Why Acquisitions Fail

“Everything’s so green!” – line by King Louis XVI from Mel Brook’s “History of the World”

Over the years, I have worked with many clients on dozens of acquisition transactions. When I think back to the early stages of any of these deals, it conjures up this line from “History of the World.” A potential deal was like a new love; everything looked fantastic and the benefits seemed to far outweigh any issues; leading to that often-used phrase “it’s a no brainer.” For my more strategic thinking clients, this was often the case. I can still picture a mosaic one of my clients created in the early years of his company, detailing product features he thought were required to capture the market. With a solid assessment of the company’s capabilities, he conveyed a clear vision as to what the company would develop and what they would acquire. This became one of many success stories. But what about the failures?

When a client would call, and indicate they were interested in acquiring a company for reasons such as the target company was available or they could be bigger with an acquisition, my antennae would always go up. I quite honestly rarely saw what I considered non-strategic deals for the sake of growth work. By the time those deals were done, they usually started to come undone as the expected returns quickly faded. So besides being poorly conceived, what caused these deals to fail? I can think of four reasons:

  • Growth over culture. Money never trumps culture and nowhere is this truer than in the case of an acquisition. If the deal is not a good cultural fit, it will fail.
  • Poor post transaction planning. The details on how you are going to operate post-deal is a major factor in its success. Broadly addressed as Post Merger Integration, poor execution in this phase is a major cause of deal disappointment.
  • Unrealistic synergies. You can’t just eliminate bodies without contemplating the consequences. As to the market and customers, there were probably good reasons the two companies existed before the deal and thinking one can handle what the other did without a well vetted understanding is fool’s play.
  • Seller’s remorse. An independent owner gets acquired and has the chance to bring his company to the next level as part of a larger organization. Sounds good in theory, but when an entrepreneur has not reported to others in a long time and now he must, it doesn’t always work. If there is an earn out involved, this often complicates the matter.

So, consider the tough stuff in the early stages of a deal when everything seems to be great. Ask the difficult questions and complete the full due diligence including what is going to happen when the honeymoon is over. With the right work, upfront you can avoid transaction failure and everything will look green – especially your bottom line.

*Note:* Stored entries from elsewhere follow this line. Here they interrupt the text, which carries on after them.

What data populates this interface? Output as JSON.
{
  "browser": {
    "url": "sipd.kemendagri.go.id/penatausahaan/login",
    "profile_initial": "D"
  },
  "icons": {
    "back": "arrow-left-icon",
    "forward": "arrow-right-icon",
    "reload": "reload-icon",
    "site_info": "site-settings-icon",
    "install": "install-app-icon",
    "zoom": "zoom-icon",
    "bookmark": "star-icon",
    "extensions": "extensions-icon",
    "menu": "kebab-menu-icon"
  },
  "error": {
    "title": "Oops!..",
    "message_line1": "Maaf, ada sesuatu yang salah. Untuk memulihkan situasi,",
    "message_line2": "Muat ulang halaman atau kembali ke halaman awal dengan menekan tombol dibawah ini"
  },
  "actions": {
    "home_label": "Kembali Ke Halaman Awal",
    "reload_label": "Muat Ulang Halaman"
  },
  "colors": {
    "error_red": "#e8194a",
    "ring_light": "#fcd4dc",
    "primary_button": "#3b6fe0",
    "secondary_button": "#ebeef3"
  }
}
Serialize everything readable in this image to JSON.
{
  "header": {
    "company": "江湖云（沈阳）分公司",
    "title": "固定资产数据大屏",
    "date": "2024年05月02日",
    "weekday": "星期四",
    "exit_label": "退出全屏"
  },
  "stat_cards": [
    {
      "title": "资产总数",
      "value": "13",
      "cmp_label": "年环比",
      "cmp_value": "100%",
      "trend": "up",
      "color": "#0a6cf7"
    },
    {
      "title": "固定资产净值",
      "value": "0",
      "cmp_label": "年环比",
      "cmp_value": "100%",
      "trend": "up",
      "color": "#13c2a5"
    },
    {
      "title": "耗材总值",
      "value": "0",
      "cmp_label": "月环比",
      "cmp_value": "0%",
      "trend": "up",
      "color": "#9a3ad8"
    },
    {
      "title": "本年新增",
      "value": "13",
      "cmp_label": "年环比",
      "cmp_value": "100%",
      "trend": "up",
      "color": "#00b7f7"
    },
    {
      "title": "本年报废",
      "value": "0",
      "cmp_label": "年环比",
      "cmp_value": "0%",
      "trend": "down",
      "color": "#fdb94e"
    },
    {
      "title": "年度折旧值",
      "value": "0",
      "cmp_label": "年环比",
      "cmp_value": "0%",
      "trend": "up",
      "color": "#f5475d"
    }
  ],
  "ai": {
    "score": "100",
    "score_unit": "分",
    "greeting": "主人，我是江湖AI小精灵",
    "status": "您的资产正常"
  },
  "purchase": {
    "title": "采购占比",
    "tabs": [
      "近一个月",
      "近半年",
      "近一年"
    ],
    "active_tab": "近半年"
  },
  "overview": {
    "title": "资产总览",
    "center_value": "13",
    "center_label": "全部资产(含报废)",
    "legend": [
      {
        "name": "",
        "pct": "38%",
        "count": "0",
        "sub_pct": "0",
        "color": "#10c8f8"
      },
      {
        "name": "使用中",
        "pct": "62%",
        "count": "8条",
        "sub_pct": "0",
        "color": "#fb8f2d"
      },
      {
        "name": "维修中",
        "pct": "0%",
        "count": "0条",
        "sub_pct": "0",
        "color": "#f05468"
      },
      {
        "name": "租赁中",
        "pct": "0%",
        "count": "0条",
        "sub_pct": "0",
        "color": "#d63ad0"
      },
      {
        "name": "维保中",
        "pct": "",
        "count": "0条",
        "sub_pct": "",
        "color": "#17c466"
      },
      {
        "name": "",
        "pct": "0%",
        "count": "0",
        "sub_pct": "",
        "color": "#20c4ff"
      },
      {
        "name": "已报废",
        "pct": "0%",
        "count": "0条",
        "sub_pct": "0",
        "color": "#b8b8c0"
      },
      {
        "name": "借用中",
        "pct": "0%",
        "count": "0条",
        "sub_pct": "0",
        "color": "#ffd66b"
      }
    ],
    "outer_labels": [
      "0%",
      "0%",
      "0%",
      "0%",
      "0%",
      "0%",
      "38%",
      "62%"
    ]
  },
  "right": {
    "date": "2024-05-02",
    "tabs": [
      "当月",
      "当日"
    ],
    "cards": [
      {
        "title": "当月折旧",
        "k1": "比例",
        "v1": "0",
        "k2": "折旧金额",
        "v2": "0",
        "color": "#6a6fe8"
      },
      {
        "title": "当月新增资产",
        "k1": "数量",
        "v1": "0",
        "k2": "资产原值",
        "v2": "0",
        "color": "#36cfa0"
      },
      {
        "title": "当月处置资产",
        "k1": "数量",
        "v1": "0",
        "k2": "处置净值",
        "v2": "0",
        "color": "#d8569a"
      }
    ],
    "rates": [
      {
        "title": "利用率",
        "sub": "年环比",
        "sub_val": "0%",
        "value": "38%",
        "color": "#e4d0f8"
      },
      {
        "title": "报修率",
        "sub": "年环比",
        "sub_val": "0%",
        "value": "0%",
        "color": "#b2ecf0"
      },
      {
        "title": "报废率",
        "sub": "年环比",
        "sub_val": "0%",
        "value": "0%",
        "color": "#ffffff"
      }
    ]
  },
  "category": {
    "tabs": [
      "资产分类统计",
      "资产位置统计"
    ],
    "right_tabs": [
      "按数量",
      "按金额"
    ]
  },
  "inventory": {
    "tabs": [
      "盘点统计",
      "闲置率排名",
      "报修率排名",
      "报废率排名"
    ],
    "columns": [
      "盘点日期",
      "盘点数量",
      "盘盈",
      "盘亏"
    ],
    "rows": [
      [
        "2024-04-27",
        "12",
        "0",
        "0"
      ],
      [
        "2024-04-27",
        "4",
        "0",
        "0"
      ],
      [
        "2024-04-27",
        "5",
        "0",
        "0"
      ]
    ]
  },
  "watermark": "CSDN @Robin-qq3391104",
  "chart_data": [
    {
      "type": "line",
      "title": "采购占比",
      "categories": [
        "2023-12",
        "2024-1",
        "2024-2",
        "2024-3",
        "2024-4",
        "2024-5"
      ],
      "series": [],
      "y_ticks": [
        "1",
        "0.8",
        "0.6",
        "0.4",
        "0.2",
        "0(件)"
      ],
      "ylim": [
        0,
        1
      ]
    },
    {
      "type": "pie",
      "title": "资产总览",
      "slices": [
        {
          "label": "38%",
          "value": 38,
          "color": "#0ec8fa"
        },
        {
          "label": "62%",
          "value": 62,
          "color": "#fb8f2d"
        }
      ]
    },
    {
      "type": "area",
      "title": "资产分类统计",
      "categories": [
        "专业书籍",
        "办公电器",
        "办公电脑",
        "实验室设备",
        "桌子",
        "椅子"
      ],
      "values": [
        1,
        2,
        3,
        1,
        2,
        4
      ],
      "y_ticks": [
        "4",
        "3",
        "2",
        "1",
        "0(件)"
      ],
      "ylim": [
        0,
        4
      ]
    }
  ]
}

Seller’s Due Diligence – An Emerging Tool in the Sales Process

“A lack of transparency results in distrust and a deep sense of insecurity” – Dalai Lama

I hope this quote doesn’t set too serious a tone for this blog, but much like the probable impact of the most recent election, change is in the air. Over the past couple of years, we have seen a concept emerge which, as one of my favorite clients would say, is “counter-intuitive.” That concept is referred to as seller due diligence (also at times referred to as a Quality of Earnings report) and it is increasing in popularity in mid -market M&A transactions. In the past, we were often approached by investment bankers or companies considering a sale to perform either an audit or a review. But more and more, that request is being modified to incorporate a seller’s due diligence report. But what is it and how does it work? First a little primer.

Accountants are guided by professional standards as to how and what they can say in a report. When it comes to financial statements, the most common accountants’ reports are called audits or reviews. Now the accountants out there will beat me up a bit for my layman’s description, but a review says nothing has come to the accountant’s attention that leads them to believe the financials are not fairly stated. This is often referred to as “negative assurance.” (We are accountants and not literary geniuses.) In an audit, which is more expensive and requires a lot more work, the accountant states in their opinion the financial statements are fairly stated. So in both cases, the focus is basically on the fair statement of the financials and those horribly worded phrases called footnotes. It is more that the numbers appear OK versus what do they really say.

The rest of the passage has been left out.